In 2000, before the so-called “second intifada,” the New York Times wrote about Yasser Arafat’s summer “war-game camps” in Gaza, teaching young Palestinian children how to prepare for the battle they would fight. That is fifteen years of learning to kill Jews — and fifteen years of creating child soldiers: a violation of the UN Convention on Child Soldiers, and one reason so many young Palestinians are primed for violence.
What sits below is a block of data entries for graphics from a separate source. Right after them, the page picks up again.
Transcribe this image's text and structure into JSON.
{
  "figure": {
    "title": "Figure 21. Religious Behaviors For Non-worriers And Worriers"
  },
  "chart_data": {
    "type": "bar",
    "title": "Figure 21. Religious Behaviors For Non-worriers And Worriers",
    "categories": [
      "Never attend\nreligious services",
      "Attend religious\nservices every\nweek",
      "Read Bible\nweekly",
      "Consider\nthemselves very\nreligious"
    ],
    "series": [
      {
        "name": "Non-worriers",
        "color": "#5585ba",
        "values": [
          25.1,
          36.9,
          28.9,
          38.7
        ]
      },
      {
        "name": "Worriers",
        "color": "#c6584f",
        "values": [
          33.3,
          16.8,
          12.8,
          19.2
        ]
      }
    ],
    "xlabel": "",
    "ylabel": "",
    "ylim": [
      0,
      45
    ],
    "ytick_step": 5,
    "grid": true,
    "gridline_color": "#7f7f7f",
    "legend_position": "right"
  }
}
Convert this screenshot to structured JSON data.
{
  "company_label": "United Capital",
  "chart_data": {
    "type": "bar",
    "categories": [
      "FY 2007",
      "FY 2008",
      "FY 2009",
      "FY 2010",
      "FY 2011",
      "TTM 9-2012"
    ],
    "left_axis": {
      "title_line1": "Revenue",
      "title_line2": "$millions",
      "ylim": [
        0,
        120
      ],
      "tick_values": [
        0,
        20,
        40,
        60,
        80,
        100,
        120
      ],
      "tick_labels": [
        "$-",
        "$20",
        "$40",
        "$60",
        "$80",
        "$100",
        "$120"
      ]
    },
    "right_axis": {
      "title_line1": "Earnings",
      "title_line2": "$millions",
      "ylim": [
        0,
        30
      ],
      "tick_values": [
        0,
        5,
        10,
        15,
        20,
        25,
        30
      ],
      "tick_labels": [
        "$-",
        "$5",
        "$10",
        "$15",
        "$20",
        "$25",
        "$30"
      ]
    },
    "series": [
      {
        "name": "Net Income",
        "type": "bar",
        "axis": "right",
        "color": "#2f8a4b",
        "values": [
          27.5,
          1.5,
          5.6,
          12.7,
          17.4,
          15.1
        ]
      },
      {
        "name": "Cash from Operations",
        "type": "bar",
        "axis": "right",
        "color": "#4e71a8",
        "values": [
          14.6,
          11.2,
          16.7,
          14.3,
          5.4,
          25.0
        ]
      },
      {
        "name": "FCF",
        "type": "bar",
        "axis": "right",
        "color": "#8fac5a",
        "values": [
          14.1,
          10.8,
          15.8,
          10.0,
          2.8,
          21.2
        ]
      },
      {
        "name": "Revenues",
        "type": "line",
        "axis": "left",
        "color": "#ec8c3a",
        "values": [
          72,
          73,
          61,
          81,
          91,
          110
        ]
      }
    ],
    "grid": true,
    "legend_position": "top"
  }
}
Any Palestinian now under the age of, say, 23 could have had that “training.” In the summer of 2015, tens of thousands of teenagers in Gaza participated in these “summer camps” to learn from their Hamas teachers to kill Jews.

Even before that — since the Palestinians created their own school curriculum 21 years ago, in 1994, under the Oslo Accords — Palestinian children have been exposed to lies, incitement to violence and raw anti-Semitism, in the schools of the Palestinian Authority and UNRWA. Palestinians under the age of 30 spend most of their formative years in schools that deny the legitimacy of the State of Israel and that deny any connection of the Jews to the land.

We are currently seeing the results of the long-term abuse of Palestinian children by their parents and teachers — abetted by the United Nations.

There have been many calls for the U.S. to defund the Palestinian Authority, either completely or in part. This week Congress, in rare bipartisan agreement, took up part of the challenge, stripping $80 million from $370 million of U.S. economic aid to the Palestinian Authority.

History provides a framework for understanding today’s politics. The Mufti of Jerusalem was not only a kindred spirit of Hitler; he spent much of the war in Berlin as the guest of like-minded practitioners of Jew-hatred. If what happened in the 1930s and 1940s, however, is allowed to turn our attention from the current threats to the Jewish State, we will have granted them a belated victory they do not deserve.